Сантехника супер, советую 
А  Б  В  Г  Д  Е  Ж  З  И  Й  К  Л  М  Н  О  П  Р  С  Т  У  Ф  Х  Ц  Ч  Ш  Щ  Э  Ю  Я  AZ

 


-- За ложные сигналы наказание полагается. Попробуй-ка без надобности остановить поезд стоп-краном. Уголовное дело! А остановить без надобности --пусть, как и поезд, лишь на время -- человеческую жизнь таким вот письмом... вроде дозволено.
Катя все яснее видела в Васе рыцаря и заступника.
Борьба, проводя внутри человека и его характера всеобщую мобилизацию, выявляет, позже думала Катя, такие возможности и способности, о которых их обладатель и не подозревал. У Васи, по ее наблюдениям, в те дни обнаружились не только отвага и верность, но сразу два непредвиденных дарования: драматургическое и режиссерское. Он придумал сюжет, даже пьесу и поставил спектакль, главный участник которого, Александр Степанович, внезапно на полтора месяца отбыл в командировку.
В неразговорчивом, чаще всего мимикой изъяснявшемся Васе Катя с гордостью обнаружила способность к самопожертвованию. Да... Любовь к нему стоило распространить на всю жизнь и унести с собою в могилу!
Правда, Юлия Александровна и тут выразила бы сомнение: "Защищая папу, он защищает себя".
"Все можно подвергнуть осуждению и осмеянию -- решительно все! --сделала горестный вывод Катя. -- Мама не хочет пускать чужих в нашу семью. Но разве Вася не свой?

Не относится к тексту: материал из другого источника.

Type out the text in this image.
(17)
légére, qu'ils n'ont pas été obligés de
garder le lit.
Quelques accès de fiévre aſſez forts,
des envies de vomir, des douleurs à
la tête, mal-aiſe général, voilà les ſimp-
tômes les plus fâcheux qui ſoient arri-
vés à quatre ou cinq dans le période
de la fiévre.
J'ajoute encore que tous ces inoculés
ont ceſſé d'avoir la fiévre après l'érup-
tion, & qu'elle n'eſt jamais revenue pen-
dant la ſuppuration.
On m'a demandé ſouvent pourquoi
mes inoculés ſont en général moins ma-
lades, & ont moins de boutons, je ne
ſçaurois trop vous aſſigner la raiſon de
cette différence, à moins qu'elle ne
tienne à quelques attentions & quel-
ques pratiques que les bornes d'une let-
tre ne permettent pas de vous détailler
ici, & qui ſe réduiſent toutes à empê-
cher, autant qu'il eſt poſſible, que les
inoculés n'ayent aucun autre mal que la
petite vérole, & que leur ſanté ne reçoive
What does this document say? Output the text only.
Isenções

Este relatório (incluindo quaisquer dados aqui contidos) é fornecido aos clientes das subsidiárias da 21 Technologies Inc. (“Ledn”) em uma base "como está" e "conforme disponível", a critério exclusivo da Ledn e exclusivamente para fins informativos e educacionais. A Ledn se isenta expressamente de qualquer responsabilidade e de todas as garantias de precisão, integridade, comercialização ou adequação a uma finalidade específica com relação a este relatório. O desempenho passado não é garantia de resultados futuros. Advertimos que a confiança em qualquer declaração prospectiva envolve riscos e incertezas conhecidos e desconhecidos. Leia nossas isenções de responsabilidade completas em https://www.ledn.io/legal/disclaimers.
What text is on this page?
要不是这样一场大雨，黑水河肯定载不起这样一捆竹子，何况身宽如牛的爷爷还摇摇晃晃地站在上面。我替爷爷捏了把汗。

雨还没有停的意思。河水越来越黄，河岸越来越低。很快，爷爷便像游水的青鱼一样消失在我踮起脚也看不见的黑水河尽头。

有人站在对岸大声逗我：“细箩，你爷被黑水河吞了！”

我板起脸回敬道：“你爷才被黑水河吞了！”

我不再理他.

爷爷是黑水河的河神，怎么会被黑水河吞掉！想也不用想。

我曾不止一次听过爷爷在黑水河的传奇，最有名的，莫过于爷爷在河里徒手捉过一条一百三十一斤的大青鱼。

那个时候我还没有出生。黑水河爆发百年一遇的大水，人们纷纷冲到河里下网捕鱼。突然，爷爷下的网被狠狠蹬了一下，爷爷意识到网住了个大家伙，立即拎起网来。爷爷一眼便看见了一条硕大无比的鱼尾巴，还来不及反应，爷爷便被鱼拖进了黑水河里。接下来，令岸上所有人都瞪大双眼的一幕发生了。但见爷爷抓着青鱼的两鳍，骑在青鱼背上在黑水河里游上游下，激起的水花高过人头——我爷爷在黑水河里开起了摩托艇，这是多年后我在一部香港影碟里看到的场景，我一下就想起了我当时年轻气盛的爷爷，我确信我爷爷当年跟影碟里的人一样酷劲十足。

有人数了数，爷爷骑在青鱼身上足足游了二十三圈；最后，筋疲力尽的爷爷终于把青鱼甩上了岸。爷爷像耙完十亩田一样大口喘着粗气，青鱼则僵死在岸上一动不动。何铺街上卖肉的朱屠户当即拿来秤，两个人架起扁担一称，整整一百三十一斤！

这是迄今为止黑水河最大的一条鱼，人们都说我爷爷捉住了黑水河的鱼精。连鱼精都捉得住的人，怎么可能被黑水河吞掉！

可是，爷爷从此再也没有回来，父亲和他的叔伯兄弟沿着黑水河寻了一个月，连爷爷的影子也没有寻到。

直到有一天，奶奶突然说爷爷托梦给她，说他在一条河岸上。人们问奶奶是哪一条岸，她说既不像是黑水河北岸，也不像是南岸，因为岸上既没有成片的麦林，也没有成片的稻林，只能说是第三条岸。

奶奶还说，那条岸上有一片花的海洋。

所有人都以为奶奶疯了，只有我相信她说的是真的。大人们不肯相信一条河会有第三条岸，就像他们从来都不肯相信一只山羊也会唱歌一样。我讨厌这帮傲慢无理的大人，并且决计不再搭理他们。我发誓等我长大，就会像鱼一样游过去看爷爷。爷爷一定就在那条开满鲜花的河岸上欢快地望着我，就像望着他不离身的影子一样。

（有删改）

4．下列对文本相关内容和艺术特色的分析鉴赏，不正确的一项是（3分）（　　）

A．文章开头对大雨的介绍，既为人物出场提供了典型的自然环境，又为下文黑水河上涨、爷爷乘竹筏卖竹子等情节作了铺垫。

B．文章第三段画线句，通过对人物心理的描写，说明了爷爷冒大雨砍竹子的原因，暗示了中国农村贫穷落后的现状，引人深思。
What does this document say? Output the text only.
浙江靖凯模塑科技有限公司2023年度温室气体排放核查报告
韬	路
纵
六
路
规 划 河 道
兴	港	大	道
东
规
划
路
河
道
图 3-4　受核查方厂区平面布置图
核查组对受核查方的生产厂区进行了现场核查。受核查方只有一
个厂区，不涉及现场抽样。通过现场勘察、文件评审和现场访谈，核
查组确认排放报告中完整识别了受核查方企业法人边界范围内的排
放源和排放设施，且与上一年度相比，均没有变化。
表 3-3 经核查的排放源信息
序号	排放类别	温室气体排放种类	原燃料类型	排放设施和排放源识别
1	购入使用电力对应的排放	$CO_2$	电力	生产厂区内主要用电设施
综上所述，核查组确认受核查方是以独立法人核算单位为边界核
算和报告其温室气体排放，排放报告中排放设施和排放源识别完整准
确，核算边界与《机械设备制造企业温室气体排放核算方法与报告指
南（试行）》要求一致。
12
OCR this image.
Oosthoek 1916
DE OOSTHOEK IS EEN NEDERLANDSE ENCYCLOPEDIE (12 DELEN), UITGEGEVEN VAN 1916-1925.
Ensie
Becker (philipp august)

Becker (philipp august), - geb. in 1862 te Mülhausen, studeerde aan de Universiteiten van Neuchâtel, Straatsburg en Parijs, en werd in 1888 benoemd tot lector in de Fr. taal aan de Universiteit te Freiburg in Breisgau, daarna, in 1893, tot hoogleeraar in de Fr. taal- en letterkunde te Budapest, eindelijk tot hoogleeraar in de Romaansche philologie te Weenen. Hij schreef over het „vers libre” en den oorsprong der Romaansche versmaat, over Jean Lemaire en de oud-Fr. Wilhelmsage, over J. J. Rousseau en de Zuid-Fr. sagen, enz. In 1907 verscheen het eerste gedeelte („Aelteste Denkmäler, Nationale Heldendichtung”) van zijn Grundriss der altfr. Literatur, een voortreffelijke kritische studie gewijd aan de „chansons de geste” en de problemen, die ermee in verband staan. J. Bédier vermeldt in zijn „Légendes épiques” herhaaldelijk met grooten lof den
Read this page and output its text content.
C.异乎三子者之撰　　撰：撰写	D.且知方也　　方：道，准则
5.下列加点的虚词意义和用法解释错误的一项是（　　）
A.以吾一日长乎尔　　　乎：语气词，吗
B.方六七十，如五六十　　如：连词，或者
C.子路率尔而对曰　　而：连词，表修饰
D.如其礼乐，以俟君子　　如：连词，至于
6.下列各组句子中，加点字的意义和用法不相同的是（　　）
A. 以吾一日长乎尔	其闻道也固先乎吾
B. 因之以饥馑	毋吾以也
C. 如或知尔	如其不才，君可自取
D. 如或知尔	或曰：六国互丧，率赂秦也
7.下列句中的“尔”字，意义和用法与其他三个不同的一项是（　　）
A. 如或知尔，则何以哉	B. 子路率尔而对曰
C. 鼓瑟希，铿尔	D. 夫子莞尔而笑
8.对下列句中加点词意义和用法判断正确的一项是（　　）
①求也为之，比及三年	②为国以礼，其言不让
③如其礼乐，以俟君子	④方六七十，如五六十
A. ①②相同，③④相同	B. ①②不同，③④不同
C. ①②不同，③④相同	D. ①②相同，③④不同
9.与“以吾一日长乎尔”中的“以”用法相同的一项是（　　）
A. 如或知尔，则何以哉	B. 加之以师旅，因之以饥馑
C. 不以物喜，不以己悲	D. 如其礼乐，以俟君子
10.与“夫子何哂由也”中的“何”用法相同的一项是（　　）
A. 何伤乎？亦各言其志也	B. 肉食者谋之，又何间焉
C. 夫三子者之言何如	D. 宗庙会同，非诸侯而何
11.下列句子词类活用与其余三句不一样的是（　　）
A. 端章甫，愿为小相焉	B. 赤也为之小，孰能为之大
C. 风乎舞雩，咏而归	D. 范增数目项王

Разве он посторонний?"
Письмо без подписи не кинуло Кулькова за спасением на грудь к Александру Степановичу. И Катя могла объяснить, почему: он знал, что сердце в дедушкиной груди больное. И знал... помнил, как оно отзывается на несправедливость и подлость.
Катя тоже об этом помнила.
Официальное сообщение о том, что Катин отец более не появится, Юлия Александровна сделала в душный июльский вечер, изнемогавший от ожидания дождя так же безнадежно, как Катя изнемогала от ожидания отцовского возвращения.
-- Баба с возу -- кобыле легче! -- резанул шуткой Александр Степанович.
-- Какая же он баба? -- Юлия Александровна зябко сузила и без того неширокие плечи.
-- Баба! Раз побоялся приехать и объясниться.
-- Почему? Он объяснился мне в вечной любви девять лет назад. А теперь письменно объяснился в отсутствии оной. И ни с кем выяснять отношения он больше не должен.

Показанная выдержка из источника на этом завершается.